Ben Martindale can count his senior appearances for Nottinghamshire on the fingers of one hand yet he already enjoys the same distinction as one of the club’s most decorated stars.

Like the just-retired Stuart Broad, who spent the last 16 years of his illustrious cricket career at Trent Bridge, Martindale has followed his father into the Nottinghamshire first team. He and England star Broad are two of only 15 Nottinghamshire players whose dads also played, going back to the founding of the club in 1841.

Their respective fathers were actually team-mates in the 1980s and early ‘90s, when Chris Broad opened the batting for Nottinghamshire as he did for England in 25 Test matches. Duncan Martindale made 76 first-team appearances, usually in the middle-order but for a brief period as Chris’s opening partner. On one occasion they put on 176 together for the first wicket against Warwickshire at Edgbaston.

Their sons, however, are far from contemporaries. Duncan had long retired from cricket and had forged a second career in teaching when Ben was born. Martindale junior was just five when Broad junior - already an England player - made his Nottinghamshire debut after moving from Leicestershire.

Yet Ben’s roots at Trent Bridge go back pretty much to that time. Brought up on the club’s doorstep in the Nottingham suburb of West Bridgford, family outings to watch his father’s old team in action form some of his earliest memories.

“I never saw my dad play but I’ve been coming here since I could walk and hold a bat really,” he said. “The intervals were always the highlight for me because I could get to play on the outfield.”

Clearly blessed with some of Duncan’s talent for the game, Ben - now 20 - helped his local junior school win a national schools competition and had his first taste of club cricket with Ellerslie Cricket Club, whose home ground is less than half a mile from Trent Bridge. 

By the age of 10 he was as familiar with the indoor school in the Radcliffe Road stand as he was with the Trent Bridge outfield. Nottinghamshire handed him a place in their academy and Martindale made his age-group debut in the county’s Under-14s in June 2017 in a team that included a precociously-gifted leg-spinner by the name of Rehan Ahmed, then aged just 12.

After a Second XI debut at the age of 16 only a couple of years, Martindale needed to plot a patient course, dividing his focus between his education at Nottingham High School and subsequently Leeds Beckett University. He needed to wait until last season’s 50-over competition to earn a senior debut.

This season, though, has seen a breakthrough, with more than 500 Second XI runs and a maiden senior half-century in Nottinghamshire’s Metro Bank One-Day Cup win over Essex. The improvement, he says, is down to having a full winter to train for the first time in his career.

“I had my first fall winter of training without any interruptions,” he said. “I’d previously been juggling with Uni commitments, and then there was the Covid season, so I hadn’t really been able to train fully.

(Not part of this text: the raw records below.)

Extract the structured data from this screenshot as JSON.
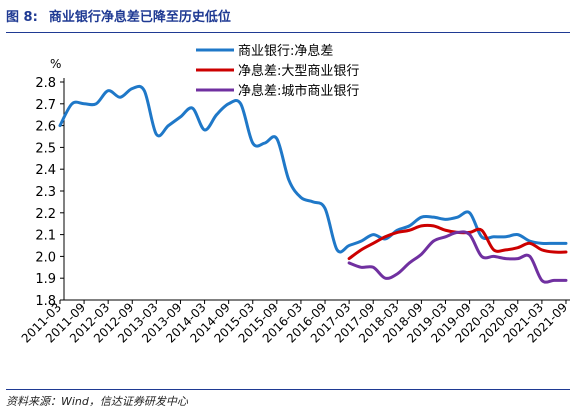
{
  "caption": {
    "label": "图 8:",
    "text": "商业银行净息差已降至历史低位"
  },
  "source": "资料来源：Wind，信达证券研发中心",
  "chart_data": {
    "type": "line",
    "title": "",
    "xlabel": "",
    "ylabel": "%",
    "ylim": [
      1.8,
      2.8
    ],
    "yticks": [
      "1.8",
      "1.9",
      "2.0",
      "2.1",
      "2.2",
      "2.3",
      "2.4",
      "2.5",
      "2.6",
      "2.7",
      "2.8"
    ],
    "xticks": [
      "2011-03",
      "2011-09",
      "2012-03",
      "2012-09",
      "2013-03",
      "2013-09",
      "2014-03",
      "2014-09",
      "2015-03",
      "2015-09",
      "2016-03",
      "2016-09",
      "2017-03",
      "2017-09",
      "2018-03",
      "2018-09",
      "2019-03",
      "2019-09",
      "2020-03",
      "2020-09",
      "2021-03",
      "2021-09"
    ],
    "grid": false,
    "legend_position": "top-center",
    "series": [
      {
        "name": "商业银行:净息差",
        "color": "#1f78c8",
        "x": [
          "2011-03",
          "2011-06",
          "2011-09",
          "2011-12",
          "2012-03",
          "2012-06",
          "2012-09",
          "2012-12",
          "2013-03",
          "2013-06",
          "2013-09",
          "2013-12",
          "2014-03",
          "2014-06",
          "2014-09",
          "2014-12",
          "2015-03",
          "2015-06",
          "2015-09",
          "2015-12",
          "2016-03",
          "2016-06",
          "2016-09",
          "2016-12",
          "2017-03",
          "2017-06",
          "2017-09",
          "2017-12",
          "2018-03",
          "2018-06",
          "2018-09",
          "2018-12",
          "2019-03",
          "2019-06",
          "2019-09",
          "2019-12",
          "2020-03",
          "2020-06",
          "2020-09",
          "2020-12",
          "2021-03",
          "2021-06",
          "2021-09"
        ],
        "values": [
          2.6,
          2.7,
          2.7,
          2.7,
          2.76,
          2.73,
          2.77,
          2.76,
          2.56,
          2.6,
          2.64,
          2.68,
          2.58,
          2.65,
          2.7,
          2.7,
          2.52,
          2.52,
          2.54,
          2.35,
          2.27,
          2.25,
          2.22,
          2.03,
          2.05,
          2.07,
          2.1,
          2.08,
          2.12,
          2.14,
          2.18,
          2.18,
          2.17,
          2.18,
          2.2,
          2.09,
          2.09,
          2.09,
          2.1,
          2.07,
          2.06,
          2.06,
          2.06
        ]
      },
      {
        "name": "净息差:大型商业银行",
        "color": "#cc0000",
        "x": [
          "2017-03",
          "2017-06",
          "2017-09",
          "2017-12",
          "2018-03",
          "2018-06",
          "2018-09",
          "2018-12",
          "2019-03",
          "2019-06",
          "2019-09",
          "2019-12",
          "2020-03",
          "2020-06",
          "2020-09",
          "2020-12",
          "2021-03",
          "2021-06",
          "2021-09"
        ],
        "values": [
          1.99,
          2.03,
          2.06,
          2.09,
          2.11,
          2.12,
          2.14,
          2.14,
          2.12,
          2.11,
          2.11,
          2.12,
          2.03,
          2.03,
          2.04,
          2.06,
          2.03,
          2.02,
          2.02
        ]
      },
      {
        "name": "净息差:城市商业银行",
        "color": "#7030a0",
        "x": [
          "2017-03",
          "2017-06",
          "2017-09",
          "2017-12",
          "2018-03",
          "2018-06",
          "2018-09",
          "2018-12",
          "2019-03",
          "2019-06",
          "2019-09",
          "2019-12",
          "2020-03",
          "2020-06",
          "2020-09",
          "2020-12",
          "2021-03",
          "2021-06",
          "2021-09"
        ],
        "values": [
          1.97,
          1.95,
          1.95,
          1.9,
          1.92,
          1.97,
          2.01,
          2.07,
          2.09,
          2.11,
          2.1,
          2.0,
          2.0,
          1.99,
          1.99,
          2.0,
          1.89,
          1.89,
          1.89
        ]
      }
    ]
  }
}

“I’ve switched to an Open University course so that working around the cricket has been a lot easier and I’ve really been able to look into my game, finding my weaknesses and working on a lot of things.

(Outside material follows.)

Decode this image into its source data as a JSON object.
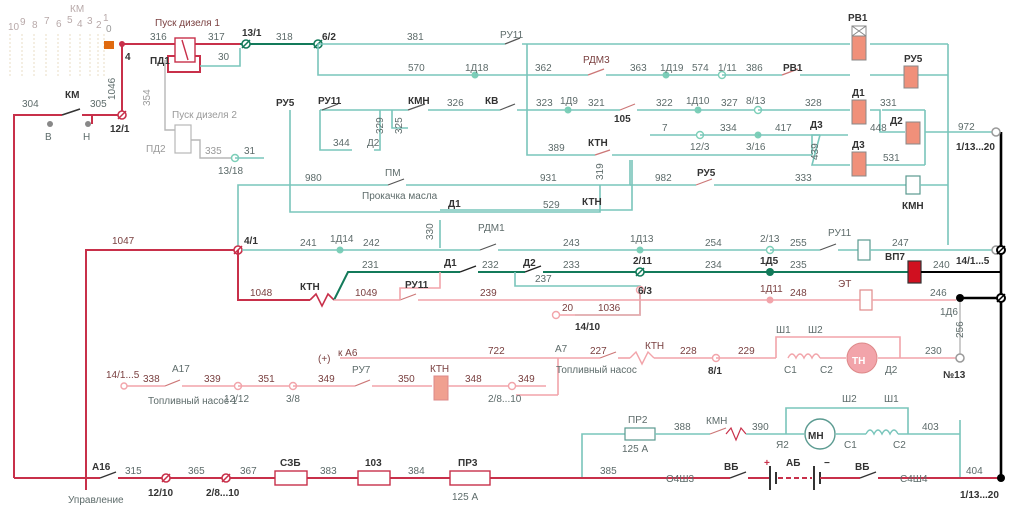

“So I feel I’ve progressed a lot since last year. There are still things I want to improve but I’m feeling a lot better about myself going into matches.  I feel confident, which is the main thing.”

Recently rewarded with a three-year contract, Ben is a left-handed batter who bowls right-arm seam, although the other side of his all-round game has had to take a back seat lately because of back issues. As a batter, he is never happier than when opening the innings, which he will do alongside Ben Slater through the One-Day Cup campaign.

“I can understand why some players prefer to be coming in when there are runs on the board and the shine has gone off the ball, but I’m happiest batting when the ball is hard and there are gaps in the field,” he said. 

Rain all day denied him the chance to walk out in a competitive match at Trent Bridge for the first time when the Outlaws’ match against Yorkshire was a complete wash-out. With the remainder of Nottinghamshire’s home fixtures in the One-Day Cup to be played at Welbeck Cricket Club in the north of the county, that pleasure may have to wait until next season.

“Actually, there are lots of positives in that,” he said. “I like playing at Welbeck, you get a good crowd in so it is a decent atmosphere. They produce good wickets with a bit in it for the seamers, so there is a good balance between bat and ball.”

Dad Duncan, now a retired teacher, will likely be among the crowd. “It’s a bit of a hobby for him, watching me play,” Ben said. “He often brings my grandma along. It is nice to be able to look around and see them in the crowd when I’m playing.”